Story is about character. Even when it’s also about zombies or dragons or the emergence of the internet, a good story will keep characters at its core. We come for the novelty but we stick around for the people.
As writers including Film Crit Hulk have pointed out, what makes a truly compelling character is their internal conflict. The divide between what they want and what they need can drive an arc that leaves us yearning to see how it will all end.
This is particularly clear in M R Carey’s The Girl With All the Gifts, a story about scientists and soldiers surviving in the aftermath of a zombie plague. When circumstances force a small group together on the run, there are obvious conflicts between them and with their environment. But it’s the conflicts within that make the characters so engaging.
The wants are carefully shown in the earlier parts of the story. Melanie, a ten-year-old girl infected with the zombifying spores, wants to be loved. Helen Justineau, Melanie’s teacher, wants to protect the children in her care, despite their apparently monstrous nature. Caroline Caldwell, a research scientist, wants to understand the cause of the disease. Sergeant Parks, the commander of their research base, wants to maintain order in a disintegrating world. Kieran Gallagher, a young soldier under Gallagher’s command, wants to please the people around him.
As the story progresses, each character reveals a deeper need, related to and often in conflict with their desire. Melanie, too bright and wilful for a life of captivity, needs to find a place of purpose in the world. Justineau needs forgiveness and acceptance. Caldwell needs to feel heard and recognised for her work. Parks needs to see the limits of his world view. Gallagher needs to escape the traumas of his past.

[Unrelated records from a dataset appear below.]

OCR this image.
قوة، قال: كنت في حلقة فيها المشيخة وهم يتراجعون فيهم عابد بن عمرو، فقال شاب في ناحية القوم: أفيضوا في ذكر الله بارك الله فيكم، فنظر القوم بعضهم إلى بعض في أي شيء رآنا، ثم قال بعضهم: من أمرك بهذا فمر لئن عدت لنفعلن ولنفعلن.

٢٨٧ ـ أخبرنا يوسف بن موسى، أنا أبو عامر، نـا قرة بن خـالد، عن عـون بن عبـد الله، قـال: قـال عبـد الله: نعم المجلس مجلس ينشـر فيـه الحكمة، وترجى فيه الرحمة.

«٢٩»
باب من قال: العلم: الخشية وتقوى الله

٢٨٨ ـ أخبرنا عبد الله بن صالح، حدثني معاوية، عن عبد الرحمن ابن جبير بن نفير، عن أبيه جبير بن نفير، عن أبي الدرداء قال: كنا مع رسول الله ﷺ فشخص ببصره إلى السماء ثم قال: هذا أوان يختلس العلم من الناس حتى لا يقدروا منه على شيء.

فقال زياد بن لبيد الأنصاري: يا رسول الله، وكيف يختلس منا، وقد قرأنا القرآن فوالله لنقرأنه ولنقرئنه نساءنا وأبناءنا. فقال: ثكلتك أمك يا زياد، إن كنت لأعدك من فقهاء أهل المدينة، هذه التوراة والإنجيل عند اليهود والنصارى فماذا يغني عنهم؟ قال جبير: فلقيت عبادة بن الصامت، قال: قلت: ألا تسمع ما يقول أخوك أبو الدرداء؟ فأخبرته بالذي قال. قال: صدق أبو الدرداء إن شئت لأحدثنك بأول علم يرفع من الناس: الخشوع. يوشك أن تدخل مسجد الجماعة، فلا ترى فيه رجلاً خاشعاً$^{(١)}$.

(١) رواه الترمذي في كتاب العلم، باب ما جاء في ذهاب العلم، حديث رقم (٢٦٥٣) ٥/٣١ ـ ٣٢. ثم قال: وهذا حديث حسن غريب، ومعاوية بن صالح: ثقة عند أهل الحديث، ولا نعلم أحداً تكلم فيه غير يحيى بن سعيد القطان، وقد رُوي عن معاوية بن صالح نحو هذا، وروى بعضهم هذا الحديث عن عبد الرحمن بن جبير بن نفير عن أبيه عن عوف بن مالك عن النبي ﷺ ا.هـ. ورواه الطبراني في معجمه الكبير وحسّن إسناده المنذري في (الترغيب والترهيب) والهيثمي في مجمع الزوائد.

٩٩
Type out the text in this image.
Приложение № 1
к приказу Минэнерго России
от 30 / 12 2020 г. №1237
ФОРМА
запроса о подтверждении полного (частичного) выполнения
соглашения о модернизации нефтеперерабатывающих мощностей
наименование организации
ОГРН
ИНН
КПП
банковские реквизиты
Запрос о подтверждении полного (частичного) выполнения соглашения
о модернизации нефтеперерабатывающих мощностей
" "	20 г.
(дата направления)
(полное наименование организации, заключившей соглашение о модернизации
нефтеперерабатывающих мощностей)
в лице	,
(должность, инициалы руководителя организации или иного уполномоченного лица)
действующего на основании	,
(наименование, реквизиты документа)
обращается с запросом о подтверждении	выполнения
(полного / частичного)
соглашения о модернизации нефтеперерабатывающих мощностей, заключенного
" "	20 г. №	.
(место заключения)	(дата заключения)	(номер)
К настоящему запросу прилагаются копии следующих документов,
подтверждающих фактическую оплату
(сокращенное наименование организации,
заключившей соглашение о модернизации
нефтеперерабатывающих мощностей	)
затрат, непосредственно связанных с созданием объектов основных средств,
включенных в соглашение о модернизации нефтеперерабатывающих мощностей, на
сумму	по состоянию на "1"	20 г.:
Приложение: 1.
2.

These needs become the driving engine behind the story, placing the characters in conflict with each other and with themselves. Gallagher, the least prominent of the five, has one of the arcs that moved me most, exactly because of those internal divisions. His past has left him desperate to please but incapable of doing it. As the pressure mounts, traumas he’s never admitted to other people tighten the screw in his mind. We face the awful question of whether he can even look after himself, never mind the people around him.
In a story as dark as The Girl With All the Gifts, not everyone is going to get what they need, never mind what they want. But sometimes those needs can make a tragic arc satisfying. We feel sad for characters who don’t get what they want, but may feel satisfied to see them get what they need. The satisfaction of the story comes in seeing the characters move towards those ends.
In this story, the characters’ divisions also become symbolic of a bigger issue. With the future looking increasingly bleak, what humanity wants and what it needs may not be in line. The revelation of that terrible division becomes the climax of the book, an arc as satisfying as those of the individual characters.
When a real person finds themselves divided, the best port of call is a counsellor. When a fictional character feels strong divisions, it’s time for a publisher. The Girl With All the Gifts is a great example of why these stories work and why, even in the apoclypse, character is so important.